The new D.C. Jail, opened only five years ago, has 18 percent more inmates than it was built to handle and corrections officials are using day rooms, gymnasiums and open spaces to provide sleeping quarters for 250 excess inmates, city officials said yesterday.

The jail's population, which was 1,610 as of yesterday, has risen unabated since last November when the average daily number of inmates first exceeded its capacity of 1,356, according to assistant director of corrections George Holland.

Holland, who runs the facility located at 19th and D streets SE, attributed the increase to the city government's firmer anti-crime stance, an enlarged police force and more arrests.

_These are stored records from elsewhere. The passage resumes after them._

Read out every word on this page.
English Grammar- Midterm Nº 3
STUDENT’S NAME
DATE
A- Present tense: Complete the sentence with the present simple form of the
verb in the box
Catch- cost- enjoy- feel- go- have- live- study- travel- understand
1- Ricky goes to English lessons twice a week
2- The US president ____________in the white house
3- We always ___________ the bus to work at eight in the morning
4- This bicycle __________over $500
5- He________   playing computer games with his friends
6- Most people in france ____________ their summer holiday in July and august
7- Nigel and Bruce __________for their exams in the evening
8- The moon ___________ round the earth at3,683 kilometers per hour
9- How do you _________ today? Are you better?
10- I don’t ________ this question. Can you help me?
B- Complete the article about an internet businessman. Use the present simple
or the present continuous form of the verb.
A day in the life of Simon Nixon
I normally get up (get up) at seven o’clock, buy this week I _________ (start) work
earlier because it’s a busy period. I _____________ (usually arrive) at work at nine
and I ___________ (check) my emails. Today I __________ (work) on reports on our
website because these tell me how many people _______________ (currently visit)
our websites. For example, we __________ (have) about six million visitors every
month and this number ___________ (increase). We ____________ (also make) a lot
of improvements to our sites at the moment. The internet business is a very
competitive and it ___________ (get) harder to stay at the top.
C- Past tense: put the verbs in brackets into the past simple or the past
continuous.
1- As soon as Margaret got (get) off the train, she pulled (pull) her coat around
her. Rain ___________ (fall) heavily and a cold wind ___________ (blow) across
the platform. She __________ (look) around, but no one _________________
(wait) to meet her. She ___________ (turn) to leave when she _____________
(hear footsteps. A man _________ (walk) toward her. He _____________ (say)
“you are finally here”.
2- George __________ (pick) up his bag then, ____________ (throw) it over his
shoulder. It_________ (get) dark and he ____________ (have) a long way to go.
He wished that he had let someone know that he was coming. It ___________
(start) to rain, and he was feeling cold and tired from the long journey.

City corrections officials plan to remedy the situation through a $1.5 million renovation at the alcoholic rehabilitation center on the grounds of the Lorton Reformatory, but that work will not be completed until February 1982.

Unused portions of the old minimum security complex at the Lorton Reformatory, which now houses 382 residents of the District's Rehabilitation Center for Alcoholics, will be renovated with towers and fences to hold 398 persons now serving misdemeanor sentences in the jail. That reconstruction is scheduled to be completed in February 1982.

In the meantime, the jail's swelling population has spilled into eating and recreation areas, as well as an empty area once designed for additional cells but uncompleted because of budget reductions. In that area, there are no toilets or showers.

The city has no additional guards to ensure security in the makeshift facilities and regularly is paying overtime to members of the 448-person guard force to do the job, Holland said.

"It's nothing new. There has been a gradual increase," said director of corrections Delbert C. Jackson. "We are daily making adjustments in the population" by sorting out less troublesome inmates, he said. "A large number of our clientele have been through the system before and we know many of them who are not likely to pose a problem."

Bernard Demczuk, a lobbyist for the American Federation of Government Employees who led last year's wildcat strike by guards protesting staff reductions at the jail, said the situation at the jail could be troublesome.

"I think all we have to do is look at Michigan, New York and Graterford, Pa., and I think the potential is there in Washington, D.C.," Demczuk said. "The potential for inmate violence on inmates and on staff is on the increase."

Holland said there have been no incidents indicating unrest, but "anytime you are in a dormitory as in the makeshift detention areas there is less security."

Guards walk among the prisoners in the cell portions of the jail as well as the temporary sections, he noted. "We get very paranoid in this business, but the mood seems all right," Holland said.

The normal use of day rooms in each cell block for games, letter writing, television and other activities, has been restricted, he said, as has activity in the gymnasiums, but outdoor exercise facilities are available.

A 1975 U.S. District Court ruling in a class action lawsuit set minimum square foot spacing for jail inmates that precludes doubling up in cells, and that solution has not been used, according to the papers filed by the city last month as part of the monitoring of that decision.

Jackson said he believes the District's need for additional jail cells will continue to grow. He said the jail, completed in 1976 at a cost of $30 million to replace the decaying, 100-year-old, red-stone facility a few hundred yards away, should have been larger.

The Supreme Court ruled last June that double-celling of prison inmates is not unconstitutional. But cell size as outlined in the 1975 ruling prohibits that practice in the city's jail.